18 November 2007

Mengisi Daerah Baru

Oleh FRANS OBON

Sabtu (27/1) lalu, Harian ini mengundang dokter Johanes Don Bosco Do, seorang mantan birokrat yang juga sudah lama berada di hulu kebijakan pemerintahan dalam sebuah diskusi bulanan. Dia diberi kesempatan untuk menyampaikan gagasannya mengenai apa yang harus dilakukan untuk mengisi daerah baru itu. Ada 20 orang hadir dalam diskusi ini. Semua orang yang hadir diberi kesempatan untuk berbicara dan mengemukakan pendapatnya. Sehingga sejak awal Harian ini membatasi jumlah peserta diskusi.

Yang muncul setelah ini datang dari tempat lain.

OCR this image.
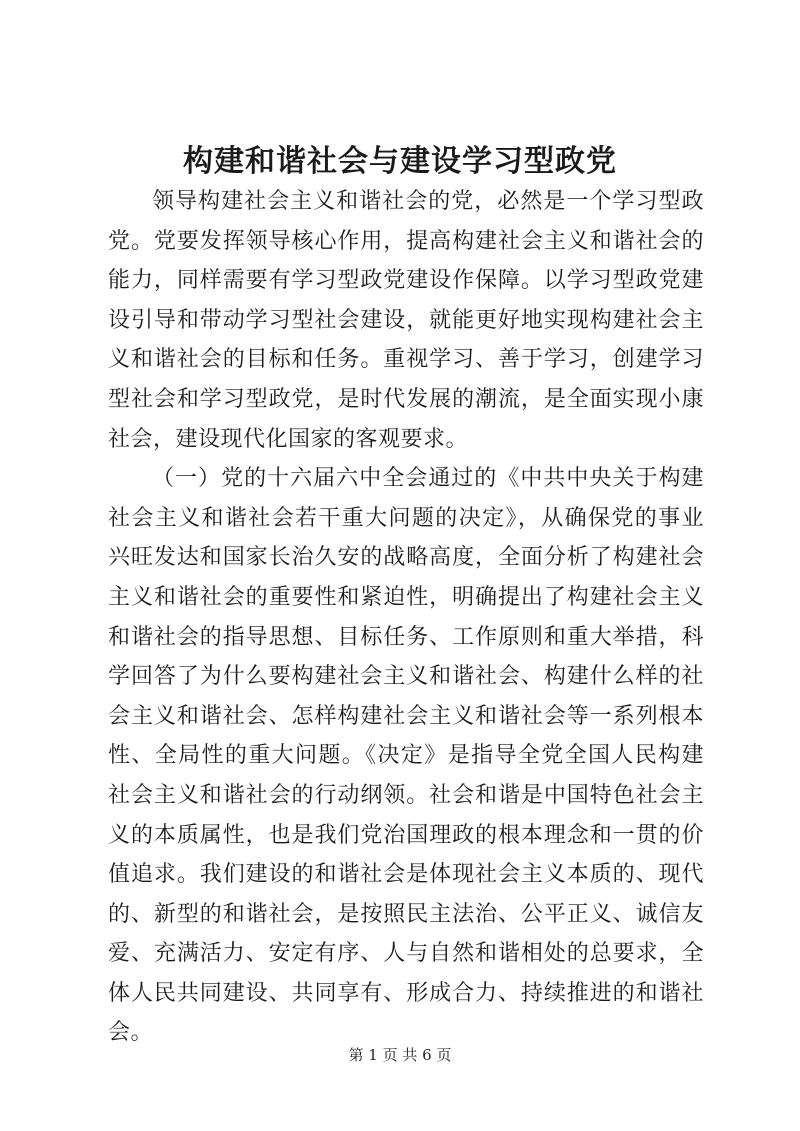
构建和谐社会与建设学习型政党

领导构建社会主义和谐社会的党，必然是一个学习型政党。党要发挥领导核心作用，提高构建社会主义和谐社会的能力，同样需要有学习型政党建设作保障。以学习型政党建设引导和带动学习型社会建设，就能更好地实现构建社会主义和谐社会的目标和任务。重视学习、善于学习，创建学习型社会和学习型政党，是时代发展的潮流，是全面实现小康社会，建设现代化国家的客观要求。

（一）党的十六届六中全会通过的《中共中央关于构建社会主义和谐社会若干重大问题的决定》，从确保党的事业兴旺发达和国家长治久安的战略高度，全面分析了构建社会主义和谐社会的重要性和紧迫性，明确提出了构建社会主义和谐社会的指导思想、目标任务、工作原则和重大举措，科学回答了为什么要构建社会主义和谐社会、构建什么样的社会主义和谐社会、怎样构建社会主义和谐社会等一系列根本性、全局性的重大问题。《决定》是指导全党全国人民构建社会主义和谐社会的行动纲领。社会和谐是中国特色社会主义的本质属性，也是我们党治国理政的根本理念和一贯的价值追求。我们建设的和谐社会是体现社会主义本质的、现代的、新型的和谐社会，是按照民主法治、公平正义、诚信友爱、充满活力、安定有序、人与自然和谐相处的总要求，全体人民共同建设、共同享有、形成合力、持续推进的和谐社会。

第 1 页 共 6 页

Ada banyak gagasan cerdas yang disampaikan dalam diskusi ini baik dari Johanes Don Bosco maupun dari peserta diskusi. Di balik diskusi terbatas bulanan ini, Harian ini ingin mendorong agar wacana intelektual di Flores makin menguat sehingga dengan itu masyarakat dibantu untuk membuat keputusan-keputusan yang cerdas. Jika ruang-ruang publiknya ditaburi wacana intelektual yang cerdas, maka masyarakat akan dengan mudah mengambil keputusan. Itulah yang menjadi sasaran dari Harian ini.
Dengan demikian, di tengah keraguan mengenai sumber daya manusia Flores, kita ingin agar diskusi ini menjadi ajang menghimpun kekuatan intelektual yang ada pada masyarakat kita. Sehingga Harian ini hanyalah forum di mana lalulintas ide itu bisa ditampung, digodok, dan disajikan ke masyarakat.
Pertanyaan mendasar dalam pemekaran daerah baru itu adalah untuk kepentingan siapa daerah baru itu dimekarkan. Betapapun ada keinginan kuat untuk menyeimbangkan excecutive heavy selama orde baru dengan legislative heavy serta civil society di satu sisi, tetaplah birokrasi memegang peranan penting. Sebagaimana dikatakan Johanes Don Bosco Do, peranan birokrat amat dominan dalam pemekaran daerah itu, sehingga birokrat yang paling berkepentingan di sana. Kalau demikian, maka elite birokrat termasuk elite politik dituntut untuk tidak membuat daerah baru itu sebuah kapling baru atau semacam kue yang mesti dibagi-bagikan karena rasa lapar yang ngeri.
Untuk mengembalikan pemekaran daerah baru ke fitrahnya yang asli, tentu saja diperlukan kepemimpinan yang kuat. Itulah intisari terpenting lainnya dari diskusi itu. Kerena kebijakan apakah pro rakyat atau tidak, lahir dari tangan seorang pemimpin. Dialah yang bergerak di hulu kebijakan. Kalau hulunya kurang jernih, penuh kepentingan, penuh dengan KKN, bermain di air keruh, maka jelas hilirnya akan keruh, penuh dengan intrik kekuasaan, berlumuran dengan korupsi, nepotisme, dan kolusi, dan politik balas jasa. Di sinilah pentingnya kita memilih pemimpin yang tidak saja baik hati, melainkan cerdas untuk menentukan kebijakan yang tepat demi kemakmuran rakyat. Sehingga Kualitas kepemimpinan adalah salah satu faktor yang menentukan apa isi dari daerah baru itu.